Fig. 4.

Baseline SOCS1 expression decreases as iPSCs differentiate to HLCs that display ISGylation.

(A) Direct comparison of protein expression for ISG15, ISGylation, UBE1L, UBE2L6, pSTAT1, STAT1, SOCS1, OCT4, ALB and β-actin in iPSCs and HLCs. Cells were treated with 1,000 U/ml of IFNα for 24 h. (B) qPCR data for SOCS1 mRNA basal level expression in iPSCs, DEs, HBs and HLCs (left panel) and in iPSCs and HLCs with and without 8 h of IFNα treatment (right panel). (C) qPCR data for mRNA expression of ISG15, UBE1L, UBE2L6 and STAT1 in iPSCs and HLCs 8 h post IFNα treatment. Data from repeated experiments in triplicate were averaged and are expressed as mean and standard deviation values (error bar) presented with an unpaired Student’s t test with Welch’s correction used to determine the p values.
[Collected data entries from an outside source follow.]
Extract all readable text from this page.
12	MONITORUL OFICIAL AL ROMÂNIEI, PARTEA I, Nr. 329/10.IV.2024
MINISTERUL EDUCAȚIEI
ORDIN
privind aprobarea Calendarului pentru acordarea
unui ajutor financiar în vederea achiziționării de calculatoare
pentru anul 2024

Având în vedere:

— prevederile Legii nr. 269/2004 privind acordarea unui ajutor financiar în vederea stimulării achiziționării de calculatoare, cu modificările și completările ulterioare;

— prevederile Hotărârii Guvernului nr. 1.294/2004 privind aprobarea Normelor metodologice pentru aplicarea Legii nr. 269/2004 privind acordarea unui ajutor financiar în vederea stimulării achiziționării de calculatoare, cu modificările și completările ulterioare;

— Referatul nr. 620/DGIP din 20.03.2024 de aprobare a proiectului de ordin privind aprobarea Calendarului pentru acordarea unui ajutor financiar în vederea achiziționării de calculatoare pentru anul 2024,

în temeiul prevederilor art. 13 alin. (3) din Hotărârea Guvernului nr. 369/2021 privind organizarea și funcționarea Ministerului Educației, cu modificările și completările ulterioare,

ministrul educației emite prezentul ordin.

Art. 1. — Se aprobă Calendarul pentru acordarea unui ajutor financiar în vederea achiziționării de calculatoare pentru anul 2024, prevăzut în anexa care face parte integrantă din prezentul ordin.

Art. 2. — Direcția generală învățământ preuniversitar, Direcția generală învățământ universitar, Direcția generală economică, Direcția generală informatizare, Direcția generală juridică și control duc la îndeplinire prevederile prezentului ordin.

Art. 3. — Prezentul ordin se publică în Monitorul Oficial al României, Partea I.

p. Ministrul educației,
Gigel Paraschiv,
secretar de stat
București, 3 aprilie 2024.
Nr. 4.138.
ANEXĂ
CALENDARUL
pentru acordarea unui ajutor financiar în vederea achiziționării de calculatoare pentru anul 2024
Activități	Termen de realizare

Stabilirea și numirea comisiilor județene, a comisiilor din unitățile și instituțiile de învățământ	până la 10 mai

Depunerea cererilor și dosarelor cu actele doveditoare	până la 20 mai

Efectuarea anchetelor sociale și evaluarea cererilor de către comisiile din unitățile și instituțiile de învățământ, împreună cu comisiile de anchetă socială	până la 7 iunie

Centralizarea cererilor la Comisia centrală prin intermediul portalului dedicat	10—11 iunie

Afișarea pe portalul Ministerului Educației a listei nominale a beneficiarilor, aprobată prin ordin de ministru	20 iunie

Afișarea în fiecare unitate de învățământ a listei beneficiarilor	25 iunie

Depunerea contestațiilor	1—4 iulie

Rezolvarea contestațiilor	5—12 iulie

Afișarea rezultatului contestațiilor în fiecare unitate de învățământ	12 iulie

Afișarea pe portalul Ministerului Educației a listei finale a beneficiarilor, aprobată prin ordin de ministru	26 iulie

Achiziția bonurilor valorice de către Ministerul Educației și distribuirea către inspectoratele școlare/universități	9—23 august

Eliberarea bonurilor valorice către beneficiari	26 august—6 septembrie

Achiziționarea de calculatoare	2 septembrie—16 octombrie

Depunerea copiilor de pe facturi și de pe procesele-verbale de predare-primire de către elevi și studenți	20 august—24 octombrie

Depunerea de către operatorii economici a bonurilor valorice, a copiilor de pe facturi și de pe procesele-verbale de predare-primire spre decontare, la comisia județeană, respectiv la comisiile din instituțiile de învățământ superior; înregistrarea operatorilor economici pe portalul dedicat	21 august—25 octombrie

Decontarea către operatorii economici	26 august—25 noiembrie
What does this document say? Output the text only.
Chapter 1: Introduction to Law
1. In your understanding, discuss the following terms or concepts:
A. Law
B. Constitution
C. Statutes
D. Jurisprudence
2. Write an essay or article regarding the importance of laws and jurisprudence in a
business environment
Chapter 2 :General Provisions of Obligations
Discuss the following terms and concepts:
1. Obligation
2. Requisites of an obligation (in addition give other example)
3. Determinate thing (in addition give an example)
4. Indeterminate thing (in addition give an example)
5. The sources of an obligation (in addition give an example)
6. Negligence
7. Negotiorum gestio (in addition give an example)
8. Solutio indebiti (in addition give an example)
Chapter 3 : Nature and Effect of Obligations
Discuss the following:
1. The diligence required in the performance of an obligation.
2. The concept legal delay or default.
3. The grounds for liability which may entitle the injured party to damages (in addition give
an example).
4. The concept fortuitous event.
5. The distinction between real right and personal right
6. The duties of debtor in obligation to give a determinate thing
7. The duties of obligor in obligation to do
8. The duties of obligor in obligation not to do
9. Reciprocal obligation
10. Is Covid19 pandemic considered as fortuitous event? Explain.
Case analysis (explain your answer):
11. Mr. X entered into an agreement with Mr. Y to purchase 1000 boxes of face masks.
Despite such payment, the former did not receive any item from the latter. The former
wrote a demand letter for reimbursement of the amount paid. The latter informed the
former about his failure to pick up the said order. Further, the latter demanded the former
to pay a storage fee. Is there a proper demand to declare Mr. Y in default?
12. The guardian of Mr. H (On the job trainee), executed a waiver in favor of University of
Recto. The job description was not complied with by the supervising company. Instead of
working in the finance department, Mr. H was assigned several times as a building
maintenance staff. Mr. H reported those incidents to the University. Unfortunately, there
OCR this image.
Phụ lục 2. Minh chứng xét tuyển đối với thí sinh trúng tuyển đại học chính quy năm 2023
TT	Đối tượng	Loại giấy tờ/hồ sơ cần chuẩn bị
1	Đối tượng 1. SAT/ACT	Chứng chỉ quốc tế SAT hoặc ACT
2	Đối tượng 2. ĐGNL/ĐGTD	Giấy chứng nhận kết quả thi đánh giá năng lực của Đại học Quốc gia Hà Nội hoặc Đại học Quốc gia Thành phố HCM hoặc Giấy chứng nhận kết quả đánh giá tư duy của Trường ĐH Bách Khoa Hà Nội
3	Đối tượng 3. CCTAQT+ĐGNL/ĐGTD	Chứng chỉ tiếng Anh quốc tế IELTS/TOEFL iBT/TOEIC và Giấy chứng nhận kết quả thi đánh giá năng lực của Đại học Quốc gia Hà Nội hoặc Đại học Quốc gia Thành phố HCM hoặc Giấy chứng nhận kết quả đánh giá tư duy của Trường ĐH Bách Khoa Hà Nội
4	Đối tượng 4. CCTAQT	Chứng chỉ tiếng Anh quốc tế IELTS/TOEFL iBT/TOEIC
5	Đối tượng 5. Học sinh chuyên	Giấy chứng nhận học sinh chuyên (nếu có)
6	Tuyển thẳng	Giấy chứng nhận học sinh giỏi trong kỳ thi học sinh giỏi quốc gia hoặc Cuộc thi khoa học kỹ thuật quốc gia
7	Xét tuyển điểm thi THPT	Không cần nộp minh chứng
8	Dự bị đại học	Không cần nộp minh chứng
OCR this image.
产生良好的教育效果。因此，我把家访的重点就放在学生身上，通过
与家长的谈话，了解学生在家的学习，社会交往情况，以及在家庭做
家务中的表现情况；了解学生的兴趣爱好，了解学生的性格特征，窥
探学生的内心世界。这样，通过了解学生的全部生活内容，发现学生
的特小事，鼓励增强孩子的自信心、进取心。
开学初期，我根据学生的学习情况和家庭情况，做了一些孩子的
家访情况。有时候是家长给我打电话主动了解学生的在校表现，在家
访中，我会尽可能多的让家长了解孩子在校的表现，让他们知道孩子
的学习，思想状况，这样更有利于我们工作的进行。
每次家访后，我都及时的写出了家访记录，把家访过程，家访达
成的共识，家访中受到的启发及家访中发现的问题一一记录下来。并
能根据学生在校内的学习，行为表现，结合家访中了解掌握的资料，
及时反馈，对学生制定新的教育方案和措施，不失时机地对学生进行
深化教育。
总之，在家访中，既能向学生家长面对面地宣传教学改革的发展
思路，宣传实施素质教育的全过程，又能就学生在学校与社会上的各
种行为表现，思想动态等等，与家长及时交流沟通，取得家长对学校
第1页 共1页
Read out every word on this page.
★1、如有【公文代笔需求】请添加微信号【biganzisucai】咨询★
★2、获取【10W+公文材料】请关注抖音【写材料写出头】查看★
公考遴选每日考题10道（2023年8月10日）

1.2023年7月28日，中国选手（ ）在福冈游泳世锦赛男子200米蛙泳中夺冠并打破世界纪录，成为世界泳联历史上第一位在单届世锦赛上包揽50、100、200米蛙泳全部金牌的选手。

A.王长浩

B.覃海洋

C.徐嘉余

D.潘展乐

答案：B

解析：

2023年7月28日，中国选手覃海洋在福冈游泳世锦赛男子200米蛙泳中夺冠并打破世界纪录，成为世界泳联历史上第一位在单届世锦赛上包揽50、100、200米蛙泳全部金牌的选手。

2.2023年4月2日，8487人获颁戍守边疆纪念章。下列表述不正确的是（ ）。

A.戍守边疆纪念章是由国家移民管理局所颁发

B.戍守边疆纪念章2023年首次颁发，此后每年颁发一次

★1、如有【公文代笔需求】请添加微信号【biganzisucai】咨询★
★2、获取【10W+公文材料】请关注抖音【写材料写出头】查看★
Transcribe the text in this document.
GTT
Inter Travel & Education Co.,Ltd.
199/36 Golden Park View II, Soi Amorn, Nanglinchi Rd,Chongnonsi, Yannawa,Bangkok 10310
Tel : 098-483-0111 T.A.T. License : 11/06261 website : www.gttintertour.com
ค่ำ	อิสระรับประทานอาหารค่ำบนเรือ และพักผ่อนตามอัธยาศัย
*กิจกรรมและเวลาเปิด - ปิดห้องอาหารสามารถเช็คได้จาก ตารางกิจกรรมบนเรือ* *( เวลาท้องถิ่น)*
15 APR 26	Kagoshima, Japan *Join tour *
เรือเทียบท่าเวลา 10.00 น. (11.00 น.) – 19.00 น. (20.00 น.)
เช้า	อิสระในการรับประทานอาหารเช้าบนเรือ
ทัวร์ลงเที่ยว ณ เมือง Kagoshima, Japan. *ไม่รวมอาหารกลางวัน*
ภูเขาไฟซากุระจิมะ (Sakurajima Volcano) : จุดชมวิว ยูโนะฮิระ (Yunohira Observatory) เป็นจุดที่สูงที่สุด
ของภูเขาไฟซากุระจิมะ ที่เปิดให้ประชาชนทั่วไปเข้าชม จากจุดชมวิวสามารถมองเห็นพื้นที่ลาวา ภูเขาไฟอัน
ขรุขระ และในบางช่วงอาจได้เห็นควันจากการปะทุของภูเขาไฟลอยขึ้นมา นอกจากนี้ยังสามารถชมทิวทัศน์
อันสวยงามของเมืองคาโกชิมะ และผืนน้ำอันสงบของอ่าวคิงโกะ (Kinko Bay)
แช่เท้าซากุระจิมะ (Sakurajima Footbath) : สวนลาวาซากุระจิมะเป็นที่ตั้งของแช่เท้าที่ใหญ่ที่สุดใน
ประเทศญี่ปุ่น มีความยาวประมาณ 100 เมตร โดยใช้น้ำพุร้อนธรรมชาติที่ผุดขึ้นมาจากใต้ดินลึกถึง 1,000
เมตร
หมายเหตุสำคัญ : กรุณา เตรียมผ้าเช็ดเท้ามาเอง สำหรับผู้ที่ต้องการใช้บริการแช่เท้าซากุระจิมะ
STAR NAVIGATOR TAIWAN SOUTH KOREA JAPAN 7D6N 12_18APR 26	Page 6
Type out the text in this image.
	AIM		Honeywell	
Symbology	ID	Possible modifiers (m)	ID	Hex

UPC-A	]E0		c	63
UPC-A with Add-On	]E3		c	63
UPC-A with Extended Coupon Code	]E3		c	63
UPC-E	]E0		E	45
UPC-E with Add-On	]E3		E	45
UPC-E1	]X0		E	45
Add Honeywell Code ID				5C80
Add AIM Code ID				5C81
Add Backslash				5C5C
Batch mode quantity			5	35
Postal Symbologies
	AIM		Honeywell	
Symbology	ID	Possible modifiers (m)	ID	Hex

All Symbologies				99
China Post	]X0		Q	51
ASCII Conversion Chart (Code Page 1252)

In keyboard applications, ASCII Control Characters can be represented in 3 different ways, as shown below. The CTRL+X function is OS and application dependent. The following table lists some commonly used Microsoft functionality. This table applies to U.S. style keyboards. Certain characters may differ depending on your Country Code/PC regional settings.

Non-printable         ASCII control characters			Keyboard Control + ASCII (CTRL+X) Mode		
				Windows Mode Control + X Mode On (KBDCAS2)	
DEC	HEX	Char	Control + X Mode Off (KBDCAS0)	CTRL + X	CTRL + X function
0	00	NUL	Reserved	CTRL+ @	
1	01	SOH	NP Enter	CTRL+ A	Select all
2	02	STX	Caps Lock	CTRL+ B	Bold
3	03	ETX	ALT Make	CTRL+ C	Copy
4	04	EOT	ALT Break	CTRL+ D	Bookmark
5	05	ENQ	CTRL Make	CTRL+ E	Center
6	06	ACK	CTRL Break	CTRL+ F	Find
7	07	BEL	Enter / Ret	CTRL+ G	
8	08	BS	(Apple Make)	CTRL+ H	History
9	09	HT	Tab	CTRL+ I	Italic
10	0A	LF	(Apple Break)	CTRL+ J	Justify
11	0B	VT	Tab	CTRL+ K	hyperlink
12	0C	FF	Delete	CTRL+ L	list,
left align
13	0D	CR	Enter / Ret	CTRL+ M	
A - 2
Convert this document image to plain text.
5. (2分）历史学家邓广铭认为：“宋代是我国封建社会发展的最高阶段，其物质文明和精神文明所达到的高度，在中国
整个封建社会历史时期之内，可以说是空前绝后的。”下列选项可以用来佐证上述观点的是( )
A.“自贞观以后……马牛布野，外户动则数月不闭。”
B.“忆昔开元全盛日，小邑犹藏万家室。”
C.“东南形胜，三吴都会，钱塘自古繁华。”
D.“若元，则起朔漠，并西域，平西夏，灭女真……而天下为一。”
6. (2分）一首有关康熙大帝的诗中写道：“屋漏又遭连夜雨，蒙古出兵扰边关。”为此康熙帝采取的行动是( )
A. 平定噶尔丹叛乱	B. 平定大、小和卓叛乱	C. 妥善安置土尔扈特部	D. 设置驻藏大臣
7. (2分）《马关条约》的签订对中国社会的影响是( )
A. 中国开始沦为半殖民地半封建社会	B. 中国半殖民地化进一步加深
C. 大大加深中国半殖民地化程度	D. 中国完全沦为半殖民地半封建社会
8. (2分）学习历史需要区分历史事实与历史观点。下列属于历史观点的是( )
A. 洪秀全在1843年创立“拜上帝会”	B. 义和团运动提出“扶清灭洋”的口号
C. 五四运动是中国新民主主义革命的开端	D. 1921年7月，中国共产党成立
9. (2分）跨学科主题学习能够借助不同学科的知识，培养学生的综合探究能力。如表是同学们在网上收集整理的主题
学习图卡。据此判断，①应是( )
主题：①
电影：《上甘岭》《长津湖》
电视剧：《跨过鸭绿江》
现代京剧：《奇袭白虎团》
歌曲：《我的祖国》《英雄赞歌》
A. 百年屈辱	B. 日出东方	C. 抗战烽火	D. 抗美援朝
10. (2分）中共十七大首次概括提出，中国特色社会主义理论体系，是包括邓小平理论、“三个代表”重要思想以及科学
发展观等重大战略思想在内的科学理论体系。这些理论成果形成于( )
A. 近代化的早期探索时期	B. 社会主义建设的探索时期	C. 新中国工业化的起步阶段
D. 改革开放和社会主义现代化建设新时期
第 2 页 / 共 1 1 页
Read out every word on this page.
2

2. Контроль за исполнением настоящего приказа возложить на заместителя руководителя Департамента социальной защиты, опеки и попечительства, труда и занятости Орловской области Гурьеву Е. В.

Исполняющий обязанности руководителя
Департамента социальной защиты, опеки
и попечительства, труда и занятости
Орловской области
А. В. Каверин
A p value <0.05 was considered significant. ∗p <0.05, ∗∗p <0.001, ∗∗∗p <0.0001, n.s., non-significant. (D) Protein expression for ISG15, ISGylation, UBE1L, UBE2L6, SOCS1, pSTAT1, STAT1, β-actin and ALB following 72 h of transfection of 1 μg control or SOCS1 expression plasmid (P=plasmid) with 1,000 U/ml of IFNα for 24 h. (E) qPCR data for mRNA expression of ISG15, SOCS1, UBE1L, UBE2L6 and STAT1 with corresponding conditions as found in panel D. Data from repeated experiments in triplicate were averaged and are expressed as mean and standard deviation values (error bar) presented with an unpaired Student’s t test with Welch’s correction used to determine the p values. A p value <0.05 was considered significant. ∗p <0.05, ∗∗p <0.001, ∗∗∗p <0.0001, n.s., non-significant.